Chief Executive of Centre for Cities Andrew Carter said: “Financial and professional services play an important role in city economies across the UK, so a bad Brexit deal for services will be a bad deal for many cities too. London is well-placed to bounce back from any post-Brexit downturn thanks to its vast labour-market and business base. However, the worry is that many other cities – especially those outside the Greater South East – will struggle to adapt to the potential shocks that might lie ahead. The Government has outlined its plans to take services out of the EU single market. It should not underestimate the damaging impact that this could have on jobs and wages in cities across the UK.”
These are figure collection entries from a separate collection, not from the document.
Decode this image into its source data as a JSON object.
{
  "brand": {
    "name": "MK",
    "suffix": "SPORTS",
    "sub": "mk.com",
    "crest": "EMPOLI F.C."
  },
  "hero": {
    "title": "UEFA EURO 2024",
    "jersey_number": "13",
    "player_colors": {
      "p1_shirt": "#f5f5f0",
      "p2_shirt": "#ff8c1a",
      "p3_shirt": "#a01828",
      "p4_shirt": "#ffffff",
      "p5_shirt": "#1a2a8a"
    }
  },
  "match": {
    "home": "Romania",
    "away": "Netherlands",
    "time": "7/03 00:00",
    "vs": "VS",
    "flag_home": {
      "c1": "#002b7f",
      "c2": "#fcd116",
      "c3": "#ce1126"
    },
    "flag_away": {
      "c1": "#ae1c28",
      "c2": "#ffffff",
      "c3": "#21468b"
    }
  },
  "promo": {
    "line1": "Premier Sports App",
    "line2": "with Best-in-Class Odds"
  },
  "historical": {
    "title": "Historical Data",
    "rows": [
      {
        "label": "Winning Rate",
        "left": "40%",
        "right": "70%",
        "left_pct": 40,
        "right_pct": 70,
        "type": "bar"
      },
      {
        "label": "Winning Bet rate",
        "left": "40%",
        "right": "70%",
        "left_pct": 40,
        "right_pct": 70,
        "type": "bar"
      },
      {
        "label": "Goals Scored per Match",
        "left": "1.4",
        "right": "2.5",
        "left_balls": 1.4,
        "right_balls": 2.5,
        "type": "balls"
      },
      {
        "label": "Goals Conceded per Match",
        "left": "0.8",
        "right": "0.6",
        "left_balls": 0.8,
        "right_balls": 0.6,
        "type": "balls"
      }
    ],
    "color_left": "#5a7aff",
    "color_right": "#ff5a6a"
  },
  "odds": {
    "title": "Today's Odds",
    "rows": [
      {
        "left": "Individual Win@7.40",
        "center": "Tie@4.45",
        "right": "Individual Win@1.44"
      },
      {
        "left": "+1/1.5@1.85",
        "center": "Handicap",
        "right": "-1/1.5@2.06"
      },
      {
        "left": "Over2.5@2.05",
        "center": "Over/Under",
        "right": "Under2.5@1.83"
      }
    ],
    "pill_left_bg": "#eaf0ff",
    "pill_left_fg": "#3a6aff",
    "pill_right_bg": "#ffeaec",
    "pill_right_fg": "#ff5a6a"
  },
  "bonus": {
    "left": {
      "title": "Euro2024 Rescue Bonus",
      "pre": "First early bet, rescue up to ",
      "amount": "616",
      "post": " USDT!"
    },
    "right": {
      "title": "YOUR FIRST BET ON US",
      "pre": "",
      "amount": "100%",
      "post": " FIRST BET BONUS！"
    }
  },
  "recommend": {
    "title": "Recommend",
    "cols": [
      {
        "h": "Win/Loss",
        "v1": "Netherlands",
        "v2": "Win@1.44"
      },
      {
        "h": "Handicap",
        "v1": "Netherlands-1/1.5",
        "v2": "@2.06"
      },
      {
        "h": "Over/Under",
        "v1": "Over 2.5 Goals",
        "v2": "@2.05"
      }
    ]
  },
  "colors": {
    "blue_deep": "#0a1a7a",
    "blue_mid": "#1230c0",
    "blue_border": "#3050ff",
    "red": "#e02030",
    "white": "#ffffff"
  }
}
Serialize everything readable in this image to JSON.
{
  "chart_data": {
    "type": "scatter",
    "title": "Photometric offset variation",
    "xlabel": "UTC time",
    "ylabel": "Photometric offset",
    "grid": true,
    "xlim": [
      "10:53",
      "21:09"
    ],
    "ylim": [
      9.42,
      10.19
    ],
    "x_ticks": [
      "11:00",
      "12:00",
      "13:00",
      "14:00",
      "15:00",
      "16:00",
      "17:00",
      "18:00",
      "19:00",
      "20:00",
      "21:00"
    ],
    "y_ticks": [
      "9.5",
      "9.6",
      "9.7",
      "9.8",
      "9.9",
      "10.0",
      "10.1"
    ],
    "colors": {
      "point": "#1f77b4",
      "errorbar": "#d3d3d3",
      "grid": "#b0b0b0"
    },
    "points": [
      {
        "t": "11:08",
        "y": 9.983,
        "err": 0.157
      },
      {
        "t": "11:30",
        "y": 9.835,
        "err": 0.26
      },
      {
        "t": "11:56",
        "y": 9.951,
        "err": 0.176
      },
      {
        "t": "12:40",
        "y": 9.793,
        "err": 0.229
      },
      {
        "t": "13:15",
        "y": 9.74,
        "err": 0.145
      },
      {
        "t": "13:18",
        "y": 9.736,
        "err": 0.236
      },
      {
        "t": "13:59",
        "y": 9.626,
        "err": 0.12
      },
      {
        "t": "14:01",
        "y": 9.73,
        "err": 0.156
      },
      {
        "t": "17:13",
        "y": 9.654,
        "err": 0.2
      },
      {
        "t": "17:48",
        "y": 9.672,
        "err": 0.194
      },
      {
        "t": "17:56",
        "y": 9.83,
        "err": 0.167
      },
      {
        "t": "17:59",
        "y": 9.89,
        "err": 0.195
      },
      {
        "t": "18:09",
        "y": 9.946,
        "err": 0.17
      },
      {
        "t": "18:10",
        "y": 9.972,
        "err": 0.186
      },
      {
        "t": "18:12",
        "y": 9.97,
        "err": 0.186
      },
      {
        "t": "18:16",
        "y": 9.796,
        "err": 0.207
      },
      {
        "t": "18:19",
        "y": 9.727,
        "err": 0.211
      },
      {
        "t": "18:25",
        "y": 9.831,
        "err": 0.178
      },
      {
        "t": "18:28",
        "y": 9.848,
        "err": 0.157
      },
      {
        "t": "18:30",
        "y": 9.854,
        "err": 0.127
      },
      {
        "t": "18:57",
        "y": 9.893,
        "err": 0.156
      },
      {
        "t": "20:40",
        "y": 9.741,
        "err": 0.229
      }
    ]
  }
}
Policy Chairman of the City of London Corporation Catherine McGuinness said: “The UK’s financial services sector is often associated with London’s iconic skyscrapers, but its reach extends well beyond the Square Mile’s borders. This data makes clear that some of the UK’s major cities rely heavily on financial services, and that a detrimental Brexit deal for the UK’s financial sector will be felt nationwide – not just in the capital. Government outlined enhanced equivalence plans in a Brexit white paper earlier this month. A great deal of ‘enhancements’ would need to be made to the current equivalence regime. The sector is eager to work with Government to clarify how this regime might be expanded to cater to the needs businesses and households on both sides of the Channel.”